中国生産依存リスク
輸入取引に占める中国からの輸入比率は93.4%と高く、中国の政治情勢・経済環境・人民元相場の変動が仕入コストや供給体制に直接影響する。靴については技術・資材調達面での中国優位性から代替生産地への移転が進んでおらず、リスク分散が限定的な状況にある。対応策として現地指導の本格再開や新規委託先開拓に取り組んでいるが、構造的な依存度の解消には至っていない。
為替変動リスク
オリジナル商品の輸入取引は米ドル建て決済であり、円安進行が仕入コストの上昇を通じて収益を圧迫する。2022年4月以降の急激な円安により実際に影響が生じており、向こう1年内の為替予約取引や社内基準レートの設定により安定化を図っているものの、急激な相場変動時には対応が追いつかない可能性がある。原価低減によるオリジナル商品の粗利益率維持およびタイムリーな為替取引を継続的に実施している。
金利上昇リスク
2026年3月期末時点の有利子負債残高は6,559百万円であり、連結総資産に占める比率は45.5%と高水準にある。

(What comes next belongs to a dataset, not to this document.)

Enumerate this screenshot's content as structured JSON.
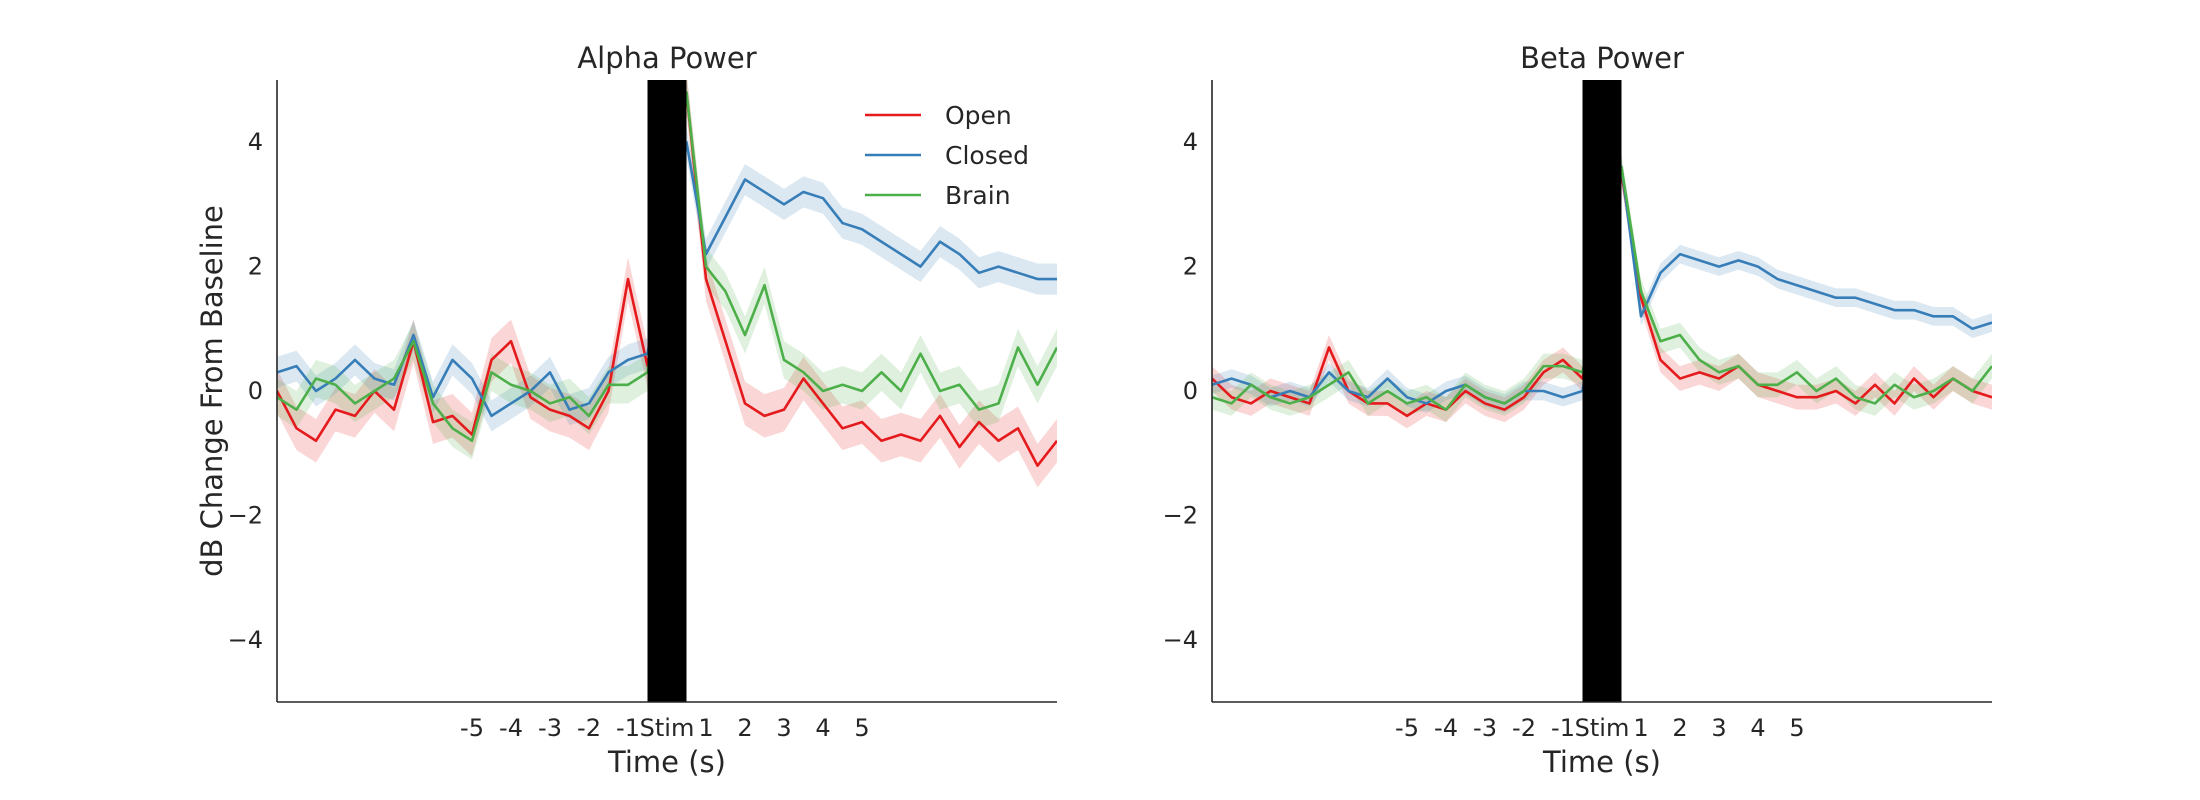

近年の低金利環境から金利上昇局面に転じており、今後の出店・設備投資・借換えに伴う新規調達時に支払利息が増加するリスクがある。中期経営計画に有利子負債削減を掲げるとともに、長期固定金利による調達を基本方針として財務内容の改善に取り組んでいる。
商品在庫滞留・評価減リスク
靴・履物を中心にSKU数が多く、季節商品や端サイズの売れ残りが発生しやすい構造であり、販売予測を下回った場合に在庫の長期滞留や評価減が生じる。ビッグデータ分析システムによる販売予測精度の向上や単品管理による在庫の見える化、適時の売価変更を実施しているが、急激な販売減少時には社内規程に基づく評価減が経営成績に影響を及ぼす可能性がある。通信販売・店舗販売・卸販売の多彩な販売網を活用して在庫の適量水準維持に努めている。
顧客情報漏洩リスク
通信販売・店舗販売・卸販売の各事業において顧客情報を保有しており、外部漏洩や個人情報保護法違反が発生した場合、社会的信用の失墜や損害賠償責任が生じる可能性がある。プライバシーマーク取得・更新(認定番号:20000485(09))、個人情報保護委員会の設置、セキュリティ対策ソフト・ファイアウォールの導入・更新により対策を講じているが、新たなサイバー脅威への対応が継続的に求められる。
商品品質リスク
「よい商品をどこよりも安く」をモットーとするオリジナル商品において、予測しえない安全上の問題が発生した場合、販売停止・回収費用の発生に加え、ブランド信用の低下が経営成績に影響を及ぼす可能性がある。社長執行役員直轄の品質管理部を設置し、生産委託工場への技術指導・社内検品・外部検査機関による検査を実施しているが、海外委託生産の特性上、品質管理の徹底には継続的な取り組みが必要である。